What’s the risk in signing JaMarcus Russell?
The Oakland Raiders finally put an end to the misery and parted ways with the top pick in the 2007 draft, JaMarcus Russell. I detailed the enormous cost to the Raiders in December when Russell was demoted in favor of Charlie Frye (yes, Charlie Frye). As you can see, the contract is jaw dropping when juxtaposed against Russell’s production -- a record of 7-18, a total of 18 touchdown passes and a miserable passer rating of 65.2 -- in three years.
So much for so little
Russell leaves with $36 million and another parting gift of $3 million, the amount still guaranteed on his contract, an amount that has no offset. In other words, as we’ve seen this offseason with the “no offset” guarantees of Jake Delhomme and Alan Faneca, Russell can keep the $3M from the Raiders on top of whatever he might make from another team.
Russell will now become the leader in the clubhouse as the NFL player who has done the least for the most money. And he will maintain his position as Exhibit A for management to the union as to what’s wrong with the rookie compensation system (something the union agrees with).
To add to his resume, Russell also becomes the heavyweight champion for the biggest bust in the NFL. The reason: Like everything else, follow the money. While the money given to players such as Ryan Leaf, Tony Mandarich, Tim Couch and others was substantial, it doesn’t rival the $39M prize for Russell. The financial implications, along with the (lack of) production, qualify him for that label.
A better comparison for the “bust” argument would not be other rookies but marquee veteran free-agent signings who provided momentary euphoria for the team and its fan based followed by a trail of disappointment and wasted money (Albert Haynesworth, anyone?).
The $6.45M risk
The timing of Russell’s release was surprisingly after the Raiders’ post-draft minicamp. Russell was carrying a $9.45M number in 2010 with, as noted above, $3M of it guaranteed. So one cut the wrong way or a buckling of the knee could have cost the Raiders $6.45M. Some have even wondered if Russell would take a hammer to his knee one night during minicamp and show up in the trainer’s office the next morning (I can’t prove it, but I’m certain that happened with a player or two at the Packers in my time there).
The question that’s now being asked is whether Russell will join another team, what team and when. My colleague Matt Bowen says no team should waste its time. I say someone will, and the question to ask is not who or when but for how much?

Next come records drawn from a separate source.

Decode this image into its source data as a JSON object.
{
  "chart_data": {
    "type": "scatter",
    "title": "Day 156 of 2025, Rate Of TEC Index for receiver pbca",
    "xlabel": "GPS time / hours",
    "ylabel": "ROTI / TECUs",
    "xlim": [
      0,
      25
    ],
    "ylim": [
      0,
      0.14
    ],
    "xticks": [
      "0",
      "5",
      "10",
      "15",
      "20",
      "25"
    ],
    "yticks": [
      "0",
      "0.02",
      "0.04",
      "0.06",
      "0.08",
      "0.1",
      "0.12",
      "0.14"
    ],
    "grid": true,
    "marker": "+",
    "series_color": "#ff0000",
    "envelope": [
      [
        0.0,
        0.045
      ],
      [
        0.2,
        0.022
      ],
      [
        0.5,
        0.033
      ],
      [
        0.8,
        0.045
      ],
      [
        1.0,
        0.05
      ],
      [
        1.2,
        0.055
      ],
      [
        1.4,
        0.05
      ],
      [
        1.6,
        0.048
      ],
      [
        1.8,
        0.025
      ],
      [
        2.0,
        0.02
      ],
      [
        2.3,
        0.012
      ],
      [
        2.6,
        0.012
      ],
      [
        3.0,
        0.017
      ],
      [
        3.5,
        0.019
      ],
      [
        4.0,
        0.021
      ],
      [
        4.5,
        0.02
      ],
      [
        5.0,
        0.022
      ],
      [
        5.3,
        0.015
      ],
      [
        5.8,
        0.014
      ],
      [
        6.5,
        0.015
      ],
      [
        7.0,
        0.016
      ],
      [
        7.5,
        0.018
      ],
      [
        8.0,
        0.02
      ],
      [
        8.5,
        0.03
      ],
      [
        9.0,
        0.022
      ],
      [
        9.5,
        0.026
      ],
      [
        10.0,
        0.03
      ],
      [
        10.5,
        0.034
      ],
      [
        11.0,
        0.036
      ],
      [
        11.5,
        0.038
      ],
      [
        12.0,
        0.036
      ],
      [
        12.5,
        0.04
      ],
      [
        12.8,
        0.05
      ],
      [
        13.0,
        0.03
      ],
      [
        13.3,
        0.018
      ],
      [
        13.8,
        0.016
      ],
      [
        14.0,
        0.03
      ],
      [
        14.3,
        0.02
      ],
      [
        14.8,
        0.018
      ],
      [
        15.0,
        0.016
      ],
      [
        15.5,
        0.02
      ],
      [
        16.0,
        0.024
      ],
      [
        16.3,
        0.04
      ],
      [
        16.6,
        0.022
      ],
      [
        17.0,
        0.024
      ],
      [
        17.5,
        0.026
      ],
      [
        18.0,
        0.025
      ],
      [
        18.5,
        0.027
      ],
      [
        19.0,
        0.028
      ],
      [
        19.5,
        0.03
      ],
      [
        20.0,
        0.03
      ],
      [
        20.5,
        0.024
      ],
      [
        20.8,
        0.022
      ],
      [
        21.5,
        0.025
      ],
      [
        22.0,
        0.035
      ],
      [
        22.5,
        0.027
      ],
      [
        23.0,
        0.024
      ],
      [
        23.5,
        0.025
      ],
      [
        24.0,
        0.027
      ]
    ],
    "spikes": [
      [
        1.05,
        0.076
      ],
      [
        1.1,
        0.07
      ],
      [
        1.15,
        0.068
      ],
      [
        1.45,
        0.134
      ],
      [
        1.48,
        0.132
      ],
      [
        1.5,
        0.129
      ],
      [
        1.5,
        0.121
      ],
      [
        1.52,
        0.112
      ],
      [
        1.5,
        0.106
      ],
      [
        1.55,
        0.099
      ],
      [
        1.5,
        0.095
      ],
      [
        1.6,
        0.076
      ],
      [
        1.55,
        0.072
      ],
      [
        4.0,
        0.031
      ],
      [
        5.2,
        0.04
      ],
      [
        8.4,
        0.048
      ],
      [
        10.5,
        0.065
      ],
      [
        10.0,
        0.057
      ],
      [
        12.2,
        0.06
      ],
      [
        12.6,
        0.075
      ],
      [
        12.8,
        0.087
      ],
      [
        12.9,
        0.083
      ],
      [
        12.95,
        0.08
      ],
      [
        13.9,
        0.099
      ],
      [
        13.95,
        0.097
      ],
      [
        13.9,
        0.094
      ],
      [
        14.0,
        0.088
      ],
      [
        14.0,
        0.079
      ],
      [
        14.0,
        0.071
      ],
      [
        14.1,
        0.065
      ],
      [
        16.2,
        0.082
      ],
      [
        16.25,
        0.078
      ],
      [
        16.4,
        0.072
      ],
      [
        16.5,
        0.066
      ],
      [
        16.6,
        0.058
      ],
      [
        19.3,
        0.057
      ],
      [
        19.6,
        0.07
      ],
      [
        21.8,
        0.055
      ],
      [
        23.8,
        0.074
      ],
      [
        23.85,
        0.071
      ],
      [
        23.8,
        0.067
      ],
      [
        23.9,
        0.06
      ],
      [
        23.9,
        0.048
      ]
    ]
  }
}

We know Russell is a talent. We know that if the Raiders didn’t select him first in the 2007 draft, he would have been scooped up soon thereafter. The issue has been his work ethic, discipline and willingness to get better. And a big part of that problem, in my opinion, has been the fact he already had “screw you” money that ensured his status on the team, no matter what his level of performance.
Now he would come to a new team in a completely different situation. Would I consider signing Russell if I was with a team? I’m not a personnel expert, but to me it comes down to risk. If the risk were minimal – a contract that the team could get out of at any time with little to no consequences – and the coaching and scouting staffs were on board, I would do it.

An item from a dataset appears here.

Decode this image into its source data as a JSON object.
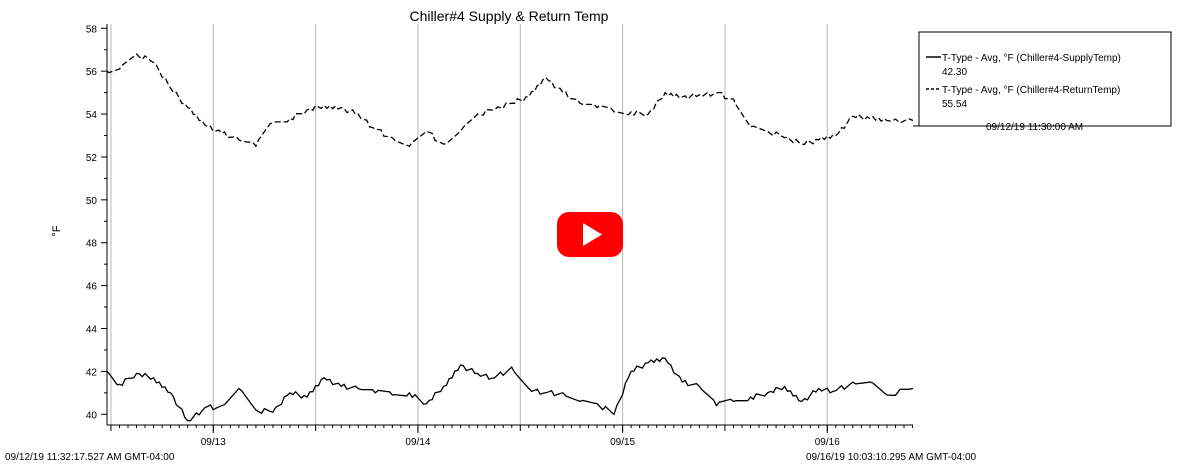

In Green Bay in 2004, after passing on options such as Kerry Collins and others, we signed Tim Couch as a potential backup to Brett Favre. Couch, another former top pick in the draft who had made more than $20M with the Browns, was a low-risk investment and a good guy who was excited to join the team and understood his changed status. Tim had made his money, now he had to make a team (he didn’t and was released in training camp).

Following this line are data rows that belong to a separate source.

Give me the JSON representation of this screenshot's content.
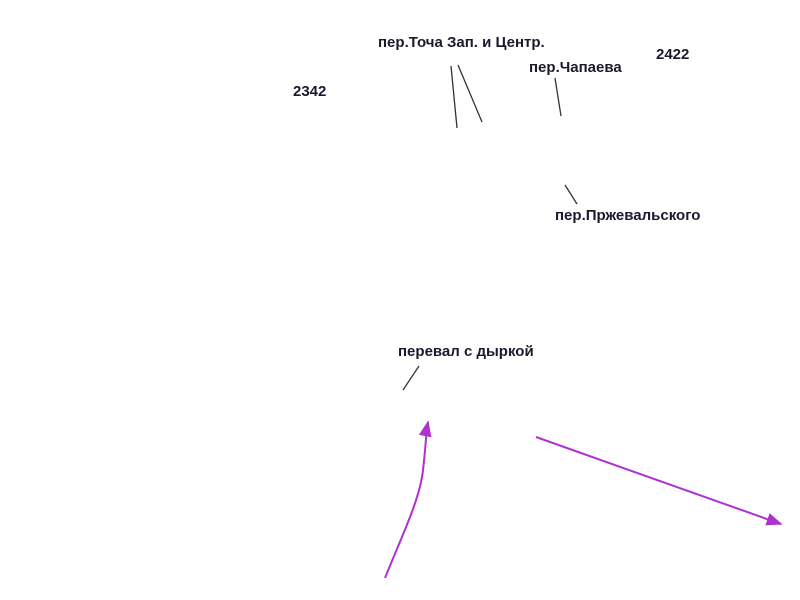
{
  "labels": [
    {
      "name": "пер.Точа Зап. и Центр."
    },
    {
      "name": "пер.Чапаева"
    },
    {
      "name": "2422"
    },
    {
      "name": "2342"
    },
    {
      "name": "пер.Пржевальского"
    },
    {
      "name": "перевал с дыркой"
    }
  ]
}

Someone will take a chance on Russell and add to his $39M three-year career earnings. The issue is making sure that whatever that is, it represents minimal risk for a player who may only be on the roster for months or even weeks. As to whether that will happen, it will come down to the number of teams interested and any leverage created by more than one suitor.
Sign JaMarcus? Sure, but at his risk, not your own. He’s had too much of the other way around.